We reviewed the evidence in January 2015. We found nothing new that affects the recommendations in this guideline.
Next review: 2018
Guideline development process
This guideline was previously called delirium: diagnosis, prevention and management.
The recommendations in this guideline represent the view of NICE, arrived at after careful consideration of the evidence available. When exercising their judgement, professionals are expected to take this guideline fully into account, alongside the individual needs, preferences and values of their patients or service users. The application of the recommendations in this guideline is not mandatory and the guideline does not override the responsibility of healthcare professionals to make decisions appropriate to the circumstances of the individual patient, in consultation with the patient and/or their carer or guardian.

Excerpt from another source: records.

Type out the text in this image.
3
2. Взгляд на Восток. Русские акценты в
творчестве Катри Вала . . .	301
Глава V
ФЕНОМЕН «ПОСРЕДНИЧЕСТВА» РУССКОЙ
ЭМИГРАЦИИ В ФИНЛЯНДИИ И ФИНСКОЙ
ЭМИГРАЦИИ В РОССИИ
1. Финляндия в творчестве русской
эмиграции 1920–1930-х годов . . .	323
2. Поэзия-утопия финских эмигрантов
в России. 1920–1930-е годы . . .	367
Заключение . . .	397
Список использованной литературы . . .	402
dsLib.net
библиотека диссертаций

Local commissioners and/or providers have a responsibility to enable the guideline to be applied when individual health professionals and their patients or service users wish to use it. They should do so in the context of local and national priorities for funding and developing services, and in light of their duties to have due regard to the need to eliminate unlawful discrimination, to advance equality of opportunity and to reduce health inequalities. Nothing in this guideline should be interpreted in a way that would be inconsistent with compliance with those duties.